# Structural estimation and the consumption savings model

**Table of contents**<a id='toc0_'></a>    
- 1. [Model](#toc1_)    
- 2. [Simulated Minimum Distance](#toc2_)    
- 3. [Estimating our model](#toc3_)    

<!-- vscode-jupyter-toc-config
	numbering=true
	anchor=true
	flat=false
	minLevel=2
	maxLevel=6
	/vscode-jupyter-toc-config -->
<!-- THIS CELL WILL BE REPLACED ON TOC UPDATE. DO NOT WRITE YOUR TEXT IN THIS CELL -->

In [1]:
%load_ext autoreload
%autoreload 2

import numpy as np
from scipy import optimize

# plotting
import matplotlib.pyplot as plt
plt.rcParams.update({"axes.grid":True,"grid.color":"black","grid.alpha":"0.25","grid.linestyle":"--"})
plt.rcParams.update({'font.size': 14})

## 1. <a id='toc1_'></a>[Model](#toc0_)

We have already encountered the canonical consumption-savings model 
 
* The great **benefit** of such a model is that it can be used to run **counter factual scenarios** based on economic policy.
* But then we need the model to be **empirically relevant**!
* When we solved it, we just plugged in some parameters that seemed reasonable.
* That is not good enough for proper policy guidance.
* We need to estimate the core parameters from data.
* This is called **structural estimation**. 
* Structural estimation means that you impose behavioral structure (given by the model) on your data to get statistical predictions.
* In our current example, we impose that people are forward looking, optimizing and derive utility from choices in a certain way. 

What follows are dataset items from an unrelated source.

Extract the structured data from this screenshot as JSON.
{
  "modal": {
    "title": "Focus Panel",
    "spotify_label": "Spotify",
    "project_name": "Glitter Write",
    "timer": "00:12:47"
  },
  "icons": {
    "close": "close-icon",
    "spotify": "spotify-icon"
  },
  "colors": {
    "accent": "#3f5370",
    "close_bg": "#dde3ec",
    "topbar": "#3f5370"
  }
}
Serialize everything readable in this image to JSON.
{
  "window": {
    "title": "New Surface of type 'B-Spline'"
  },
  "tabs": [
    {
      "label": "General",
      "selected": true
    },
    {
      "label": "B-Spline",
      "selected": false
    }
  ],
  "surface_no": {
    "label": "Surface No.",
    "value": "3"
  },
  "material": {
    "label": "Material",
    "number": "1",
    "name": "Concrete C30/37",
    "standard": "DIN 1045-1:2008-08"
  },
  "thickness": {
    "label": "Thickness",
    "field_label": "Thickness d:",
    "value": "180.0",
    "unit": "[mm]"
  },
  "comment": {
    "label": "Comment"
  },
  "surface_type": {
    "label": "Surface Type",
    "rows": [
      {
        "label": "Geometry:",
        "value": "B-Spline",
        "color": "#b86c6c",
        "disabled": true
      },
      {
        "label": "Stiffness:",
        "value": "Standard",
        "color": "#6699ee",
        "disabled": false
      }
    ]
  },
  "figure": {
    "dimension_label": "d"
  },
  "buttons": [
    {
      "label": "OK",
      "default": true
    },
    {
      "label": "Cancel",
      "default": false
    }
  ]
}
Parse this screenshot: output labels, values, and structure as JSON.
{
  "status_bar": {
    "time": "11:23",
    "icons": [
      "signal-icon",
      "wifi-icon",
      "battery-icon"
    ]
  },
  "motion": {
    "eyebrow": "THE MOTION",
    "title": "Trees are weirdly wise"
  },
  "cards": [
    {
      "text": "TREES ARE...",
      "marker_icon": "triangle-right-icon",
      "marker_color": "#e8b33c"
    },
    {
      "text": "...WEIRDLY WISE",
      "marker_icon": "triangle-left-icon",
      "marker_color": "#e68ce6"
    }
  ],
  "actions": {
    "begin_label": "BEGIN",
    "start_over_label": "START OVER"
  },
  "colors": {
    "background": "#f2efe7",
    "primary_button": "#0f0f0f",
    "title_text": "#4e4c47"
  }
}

<font size="4">Quick refresher on the consumption savings model</font>   
A household lives for 2 periods and makes decisions on consumption and saving in each period.  

The problem of the household is **solved backwards**, since choices today affects the household's state tomorrow.

**Second period:**   
household gets utility from **consuming** and **leaving a bequest** (warm glow),

$$
\begin{aligned}
v_{2}(m_{2})&= \max_{c_{2}}\frac{c_{2}^{1-\rho}}{1-\rho}+\nu\frac{(a_2+\kappa)^{1-\rho}}{1-\rho}\\
\text{s.t.} \\
a_2 &= m_2-c_2 \\
a_2 &\geq 0
\end{aligned}
$$

where
* $m_t$ is cash-on-hand 
* $c_t$ is consumption
* $a_t$ is end-of-period assets 
* $\rho > 1$ is the risk aversion coefficient
* $\nu > 0 $ is the strength of the bequest motive
* $\kappa > 0$ is the degree of luxuriousness in the bequest motive  
* $a_2\geq0$ ensures the household *cannot* die in debt

**First period:**   
the household gets utility from immediate consumption.  Household takes into account that next period income is stochastic.

$$
\begin{aligned}
v_1(m_1)&=\max_{c_1}\frac{c_{1}^{1-\rho}}{1-\rho}+\beta\mathbb{E}_{1}\left[v_2(m_2)\right]\\&\text{s.t.}&\\
a_1&=m_1-c_1\\
m_2&= (1+r)(m_1-c_1)+y_2 \\
y_{2}&= \begin{cases}
1-\Delta & \text{with prob. }0.5\\
1+\Delta & \text{with prob. }0.5 
\end{cases}\\
a_1&\geq0
\end{aligned}
$$

where
* $\beta > 0$ is the discount factor
* $\mathbb{E}_1$ is the expectation operator conditional on information in period 1
* $y_2$ is income in period 2
* $\Delta \in (0,1)$ is the level of income risk (mean-preserving)
* $r$ is the interest rate
* $a_1\geq0$ ensures the household *cannot* borrow

<font size="5">How are the parameters of such a model estimated?</font>

* We can use **Simulated Minimum Distance** (SMD), aka Simulated Method of Moments, aka matching on moments. 
* Yes, it is closely related to GMM.
* It is a Swiss-army knife of structural estimation, generally available. 
* Word on the street: *"if you can simulate it, you can estimate it"*
* Other structural models may be estimated by maximum likelihood (preferable when possible). 
* Today, we will only look at parameters estimates to get the intuition right. 
* Standard errors are for another day, see [here](https://github.com/NumEconCopenhagen/ConsumptionSavingNotebooks/blob/master/00.%20DynamicProgramming/04.%20Structural%20Estimation.ipynb) if you are interested. 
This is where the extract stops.